Personne n'irait attaquer le principe de l'écriture, de la cinématographie ou de la parole pour des messages malheureux ou mal-compris...
realaze
Le 26 Octobre 2009 à 19h46
Il y a derrière ce genre de réaction une volonté non-exprimée (mais vraiment puante) de vouloir contrôler Internet, comme on contrôle aujourd'hui les médias "traditionnels".
Nicobi
Le 26 Octobre 2009 à 19h50
bof, les gens sont aussi stupides qu'avant, on le voit juste davantage avec internet.
munrau
Le 26 Octobre 2009 à 19h57
Je vais ptet dire une banalité, mais au fond le journaliste est un commerçant comme les autres : pour bouffer, il vend un produit + ou moins authentique et du terroir, de l'info.

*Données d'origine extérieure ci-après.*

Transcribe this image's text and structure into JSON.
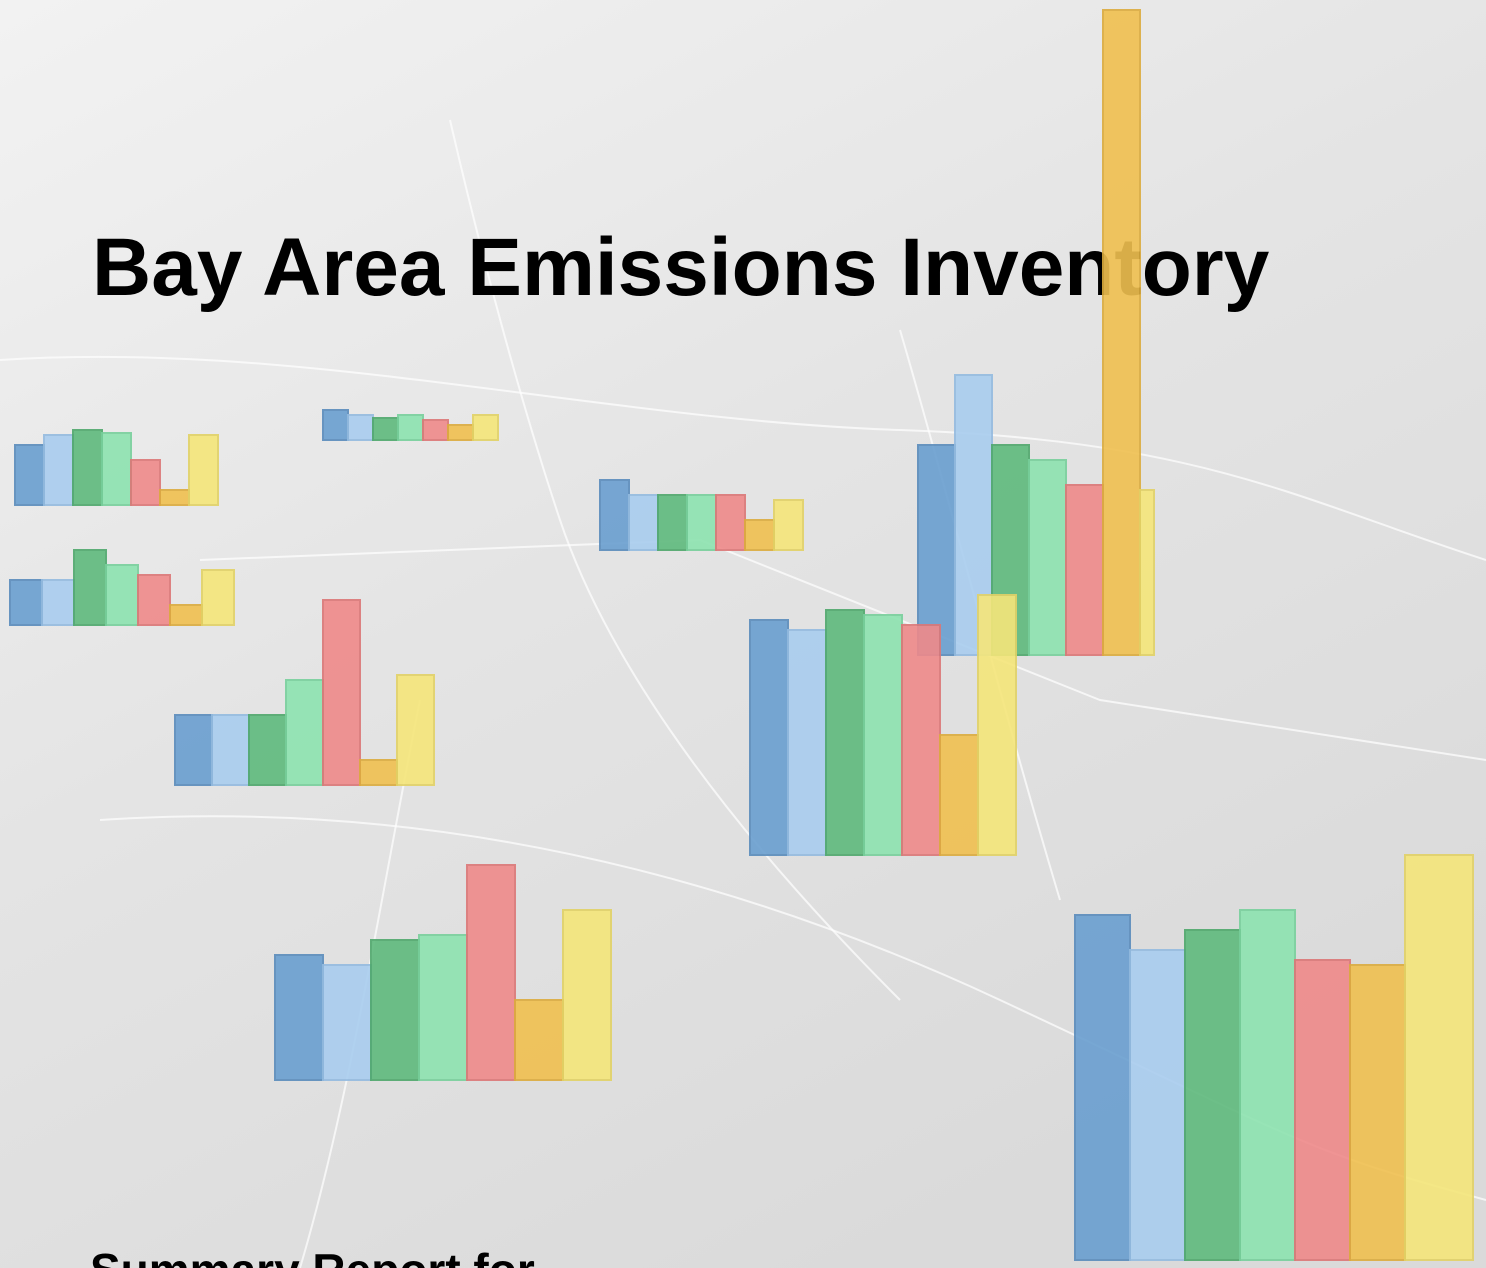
{
  "header": {
    "title": "Bay Area Emissions Inventory",
    "subtitle": "Summary Report for"
  }
}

C'est ptet ça qu'il est insupportable pour les journalistes, d'avouer et de reconnaitre.

On doit tous bouffer, tous faire des compromis, le probleme est que les journalistes/animateurs se parent de vertu, de reflexion, de deontologie, alors que ce n'est simplement pas possible en raison que c'est un métier dont ils vivent.

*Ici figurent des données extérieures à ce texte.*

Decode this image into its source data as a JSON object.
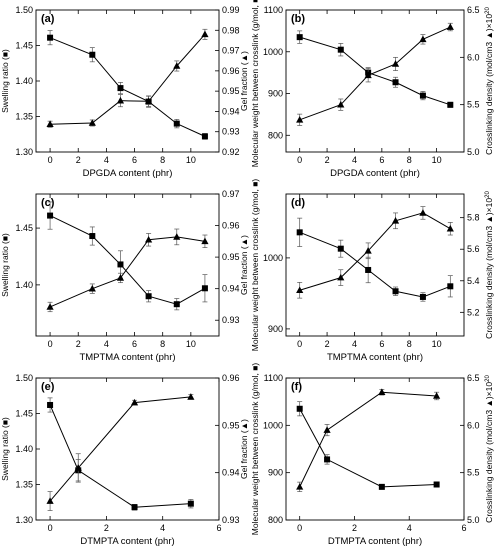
{
  "chart_data": [
    {
      "panel": "(a)",
      "type": "line",
      "x": [
        0,
        3,
        5,
        7,
        9,
        11
      ],
      "xlim": [
        -1,
        12
      ],
      "xticks": [
        0,
        2,
        4,
        6,
        8,
        10
      ],
      "xlabel": "DPGDA content (phr)",
      "left": {
        "label": "Swelling ratio (■)",
        "lim": [
          1.3,
          1.5
        ],
        "ticks": [
          "1.30",
          "1.35",
          "1.40",
          "1.45",
          "1.50"
        ],
        "tickvals": [
          1.3,
          1.35,
          1.4,
          1.45,
          1.5
        ]
      },
      "right": {
        "label": "Gel fraction (▲)",
        "lim": [
          0.92,
          0.99
        ],
        "ticks": [
          "0.92",
          "0.93",
          "0.94",
          "0.95",
          "0.96",
          "0.97",
          "0.98",
          "0.99"
        ],
        "tickvals": [
          0.92,
          0.93,
          0.94,
          0.95,
          0.96,
          0.97,
          0.98,
          0.99
        ]
      },
      "series": [
        {
          "axis": "left",
          "marker": "square",
          "values": [
            1.461,
            1.437,
            1.39,
            1.371,
            1.34,
            1.322
          ],
          "err": [
            0.01,
            0.01,
            0.008,
            0.008,
            0.006,
            0.004
          ]
        },
        {
          "axis": "right",
          "marker": "triangle",
          "values": [
            0.9337,
            0.9343,
            0.9453,
            0.945,
            0.9624,
            0.978
          ],
          "err": [
            0.0015,
            0.0015,
            0.003,
            0.0025,
            0.0025,
            0.0025
          ]
        }
      ]
    },
    {
      "panel": "(b)",
      "type": "line",
      "x": [
        0,
        3,
        5,
        7,
        9,
        11
      ],
      "xlim": [
        -1,
        12
      ],
      "xticks": [
        0,
        2,
        4,
        6,
        8,
        10
      ],
      "xlabel": "DPGDA content (phr)",
      "left": {
        "label": "Molecular weight between crosslink (g/mol, ■)",
        "lim": [
          760,
          1100
        ],
        "ticks": [
          "800",
          "900",
          "1000",
          "1100"
        ],
        "tickvals": [
          800,
          900,
          1000,
          1100
        ]
      },
      "right": {
        "label": "Crosslinking density (mol/cm3 ▲)×10",
        "exp": "20",
        "lim": [
          5.0,
          6.5
        ],
        "ticks": [
          "5.0",
          "5.5",
          "6.0",
          "6.5"
        ],
        "tickvals": [
          5.0,
          5.5,
          6.0,
          6.5
        ]
      },
      "series": [
        {
          "axis": "left",
          "marker": "square",
          "values": [
            1035,
            1005,
            950,
            927,
            895,
            873
          ],
          "err": [
            15,
            15,
            12,
            12,
            10,
            6
          ]
        },
        {
          "axis": "right",
          "marker": "triangle",
          "values": [
            5.34,
            5.5,
            5.81,
            5.93,
            6.19,
            6.32
          ],
          "err": [
            0.06,
            0.06,
            0.07,
            0.07,
            0.05,
            0.04
          ]
        }
      ]
    },
    {
      "panel": "(c)",
      "type": "line",
      "x": [
        0,
        3,
        5,
        7,
        9,
        11
      ],
      "xlim": [
        -1,
        12
      ],
      "xticks": [
        0,
        2,
        4,
        6,
        8,
        10
      ],
      "xlabel": "TMPTMA content (phr)",
      "left": {
        "label": "Swelling ratio (■)",
        "lim": [
          1.355,
          1.48
        ],
        "ticks": [
          "1.40",
          "1.45"
        ],
        "tickvals": [
          1.4,
          1.45
        ]
      },
      "right": {
        "label": "Gel fraction (▲)",
        "lim": [
          0.925,
          0.97
        ],
        "ticks": [
          "0.93",
          "0.94",
          "0.95",
          "0.96",
          "0.97"
        ],
        "tickvals": [
          0.93,
          0.94,
          0.95,
          0.96,
          0.97
        ]
      },
      "series": [
        {
          "axis": "left",
          "marker": "square",
          "values": [
            1.461,
            1.443,
            1.418,
            1.39,
            1.383,
            1.397
          ],
          "err": [
            0.012,
            0.008,
            0.012,
            0.005,
            0.005,
            0.012
          ]
        },
        {
          "axis": "right",
          "marker": "triangle",
          "values": [
            0.9342,
            0.94,
            0.9434,
            0.9555,
            0.9564,
            0.955
          ],
          "err": [
            0.0015,
            0.0015,
            0.0015,
            0.002,
            0.0025,
            0.002
          ]
        }
      ]
    },
    {
      "panel": "(d)",
      "type": "line",
      "x": [
        0,
        3,
        5,
        7,
        9,
        11
      ],
      "xlim": [
        -1,
        12
      ],
      "xticks": [
        0,
        2,
        4,
        6,
        8,
        10
      ],
      "xlabel": "TMPTMA content (phr)",
      "left": {
        "label": "Molecular weight between crosslink (g/mol, ■)",
        "lim": [
          890,
          1090
        ],
        "ticks": [
          "900",
          "1000"
        ],
        "tickvals": [
          900,
          1000
        ]
      },
      "right": {
        "label": "Crosslinking density (mol/cm3 ▲)×10",
        "exp": "20",
        "lim": [
          5.05,
          5.95
        ],
        "ticks": [
          "5.2",
          "5.4",
          "5.6",
          "5.8"
        ],
        "tickvals": [
          5.2,
          5.4,
          5.6,
          5.8
        ]
      },
      "series": [
        {
          "axis": "left",
          "marker": "square",
          "values": [
            1036,
            1013,
            983,
            953,
            945,
            960
          ],
          "err": [
            20,
            12,
            18,
            6,
            6,
            15
          ]
        },
        {
          "axis": "right",
          "marker": "triangle",
          "values": [
            5.34,
            5.42,
            5.59,
            5.78,
            5.83,
            5.73
          ],
          "err": [
            0.05,
            0.05,
            0.05,
            0.05,
            0.04,
            0.04
          ]
        }
      ]
    },
    {
      "panel": "(e)",
      "type": "line",
      "x": [
        0,
        1,
        3,
        5
      ],
      "xlim": [
        -0.5,
        6
      ],
      "xticks": [
        0,
        2,
        4,
        6
      ],
      "xlabel": "DTMPTA content (phr)",
      "left": {
        "label": "Swelling ratio (■)",
        "lim": [
          1.3,
          1.5
        ],
        "ticks": [
          "1.30",
          "1.35",
          "1.40",
          "1.45",
          "1.50"
        ],
        "tickvals": [
          1.3,
          1.35,
          1.4,
          1.45,
          1.5
        ]
      },
      "right": {
        "label": "Gel fraction (▲)",
        "lim": [
          0.93,
          0.96
        ],
        "ticks": [
          "0.93",
          "0.94",
          "0.95",
          "0.96"
        ],
        "tickvals": [
          0.93,
          0.94,
          0.95,
          0.96
        ]
      },
      "series": [
        {
          "axis": "left",
          "marker": "square",
          "values": [
            1.462,
            1.37,
            1.318,
            1.323
          ],
          "err": [
            0.01,
            0.015,
            0.004,
            0.006
          ]
        },
        {
          "axis": "right",
          "marker": "triangle",
          "values": [
            0.934,
            0.941,
            0.9548,
            0.956
          ],
          "err": [
            0.002,
            0.003,
            0.0005,
            0.0005
          ]
        }
      ]
    },
    {
      "panel": "(f)",
      "type": "line",
      "x": [
        0,
        1,
        3,
        5
      ],
      "xlim": [
        -0.5,
        6
      ],
      "xticks": [
        0,
        2,
        4,
        6
      ],
      "xlabel": "DTMPTA content (phr)",
      "left": {
        "label": "Molecular weight between crosslink (g/mol, ■)",
        "lim": [
          800,
          1100
        ],
        "ticks": [
          "800",
          "900",
          "1000",
          "1100"
        ],
        "tickvals": [
          800,
          900,
          1000,
          1100
        ]
      },
      "right": {
        "label": "Crosslinking density (mol/cm3 ▲)×10",
        "exp": "20",
        "lim": [
          5.0,
          6.5
        ],
        "ticks": [
          "5.0",
          "5.5",
          "6.0",
          "6.5"
        ],
        "tickvals": [
          5.0,
          5.5,
          6.0,
          6.5
        ]
      },
      "series": [
        {
          "axis": "left",
          "marker": "square",
          "values": [
            1035,
            928,
            870,
            875
          ],
          "err": [
            15,
            10,
            3,
            3
          ]
        },
        {
          "axis": "right",
          "marker": "triangle",
          "values": [
            5.35,
            5.95,
            6.35,
            6.31
          ],
          "err": [
            0.05,
            0.06,
            0.03,
            0.04
          ]
        }
      ]
    }
  ]
}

A la base le journalisme est un métier, donc soumis à la loi de l'argent comme tous autres. Sauf qu'un journaliste refuse d'admettre qu'il exerce un métier comme tous les autres, et que lui même est tout sauf un rebelle communiquant.
longcat
Le 26 Octobre 2009 à 20h00
si une expression comme "la dérive d'internet" n'est pas considérée comme absurde, c'est parce que peu de gens comprennent qu'internet est un outil de communication. "La dérive du téléphone", "la dérive du courrier"...
munrau
Le 26 Octobre 2009 à 20h02
ps: il y a bien des etiquettes spécifiant le contenu reel des produits alimentaires (colorants, acidifiants, % de graisse, % de sucre etc) pour avertir le consommateur.

Pourquoi n y aurait il pas une étiquette systematique obligatoire sur les articles et leurs auteurs, pour avertir le consommateur du contenu reel ou caché ^^ ?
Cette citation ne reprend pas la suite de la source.